All the bad press about Facebook might be catching up to the company. New numbers from Edison Research show an an estimated 15 million fewer users in the United States compared to 2017. The biggest drop is in the very desirable 12- to 34-year-old group. Marketplace Tech got a first look at Edison's latest social media research. It revealed almost 80 percent of people in the U.S. are posting, tweeting or snapping, but fewer are going to Facebook. Marketplace’s Kimberly Adams talked with Larry Rosin, president of Edison Research. The following is an edited transcript of their conversation.
Kimberly Adams: In your survey you found an estimated drop of 15 million fewer Facebook users in the U.S. today than in 2017. That's just in the U.S. Is this a meaningful drop for Facebook?
Larry Rosin: I don't see how you couldn't say it's a meaningful drop. Fifteen million is a lot of people, no matter which way you cut it. It represents about 6 percent of the total U.S. population ages 12 and older. What makes it particularly important is if it is part of a trend. This is the second straight year we've seen this number go down. Obviously, the U.S. is the biggest market, in terms of dollars, and it's going to be a super important market for Facebook or anybody who's playing in this game.
Adams: But if we look at Facebook's earnings report, they are still reporting an increasing number of active users. What's behind the difference between what the company is saying and what your survey found?
Rosin: When they're producing those numbers, they're typically talking about their global platform. This is a survey just of the USA. Furthermore, we're asking about usage. We're saying, "Do you currently use Facebook?" Facebook is probably measuring it on, “Do you ever open the app, or do you ever use it on any level?”
|Check out the full Infinite Dial report|
Adams: Are those people going somewhere else or leaving social media altogether?
Rosin: We only show trace numbers of people leaving social media altogether. They're obviously just transferring their usage. The big gainer, interestingly, is under the same roof as Facebook. It's their co-owned Instagram.
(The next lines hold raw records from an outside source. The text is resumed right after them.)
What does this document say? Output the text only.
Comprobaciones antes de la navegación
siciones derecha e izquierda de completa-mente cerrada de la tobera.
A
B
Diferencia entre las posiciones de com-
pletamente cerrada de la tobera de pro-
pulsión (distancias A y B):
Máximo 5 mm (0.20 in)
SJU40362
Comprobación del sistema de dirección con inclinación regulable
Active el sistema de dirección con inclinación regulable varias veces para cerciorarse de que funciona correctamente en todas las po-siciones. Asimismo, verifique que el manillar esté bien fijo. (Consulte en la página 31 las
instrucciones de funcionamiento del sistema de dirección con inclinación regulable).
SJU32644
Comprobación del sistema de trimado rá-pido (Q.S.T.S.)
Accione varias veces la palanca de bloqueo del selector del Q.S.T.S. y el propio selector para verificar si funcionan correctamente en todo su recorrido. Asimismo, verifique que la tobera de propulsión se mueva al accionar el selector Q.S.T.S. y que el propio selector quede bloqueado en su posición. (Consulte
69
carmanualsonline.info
Adams: Do you have any sense as to why people are leaving Facebook in particular?
Rosin: The survey didn't specifically ask, “Why are you using Facebook less?” or “Why have you stopped using Facebook?” among those who say that they have. There's tons of other information out there, whether it be the politically related aspects to Facebook. There's conjecture about as Facebook has become more popular among older people, whether that's affected younger people. Then we have to consider whether some of these other social media platforms, in particular Instagram and Snapchat, are just more appealing to younger people. I should also mention that while we've seen dramatic reductions in usage among younger people, we're still seeing some gains among people, for instance, 55 and older. That is maybe not the advertising target Facebook is necessarily looking to work on, but it's not as if all is lost there.
Related links: more details from Edison's Infinite Dial report
It’s pretty ironic that most of those Facebook departures seem to have gone to Instagram, which, being owned by Facebook, doesn't necessarily have better policies.
And it's worth noting that Facebook is still the most-used social media platform, according to Edison, with 61 percent of people in the U.S. using the site.
Instagram is a distant second.
Edison also looked at media hardware and found smartphone ownership continues to rise. About 84 percent of us in the U.S., 237 million people, own these pocket computers.
Smart speaker ownership saw a big jump in the last couple of years and keeps climbing. About 23 percent of us have them now, with Amazon's Alexa devices in the lead. One interesting trend developing around smart speakers is that people who get one tend to want multiple. In 2018, only about a tenth of smart speaker owners had several. Now, about a quarter of owners have three or more.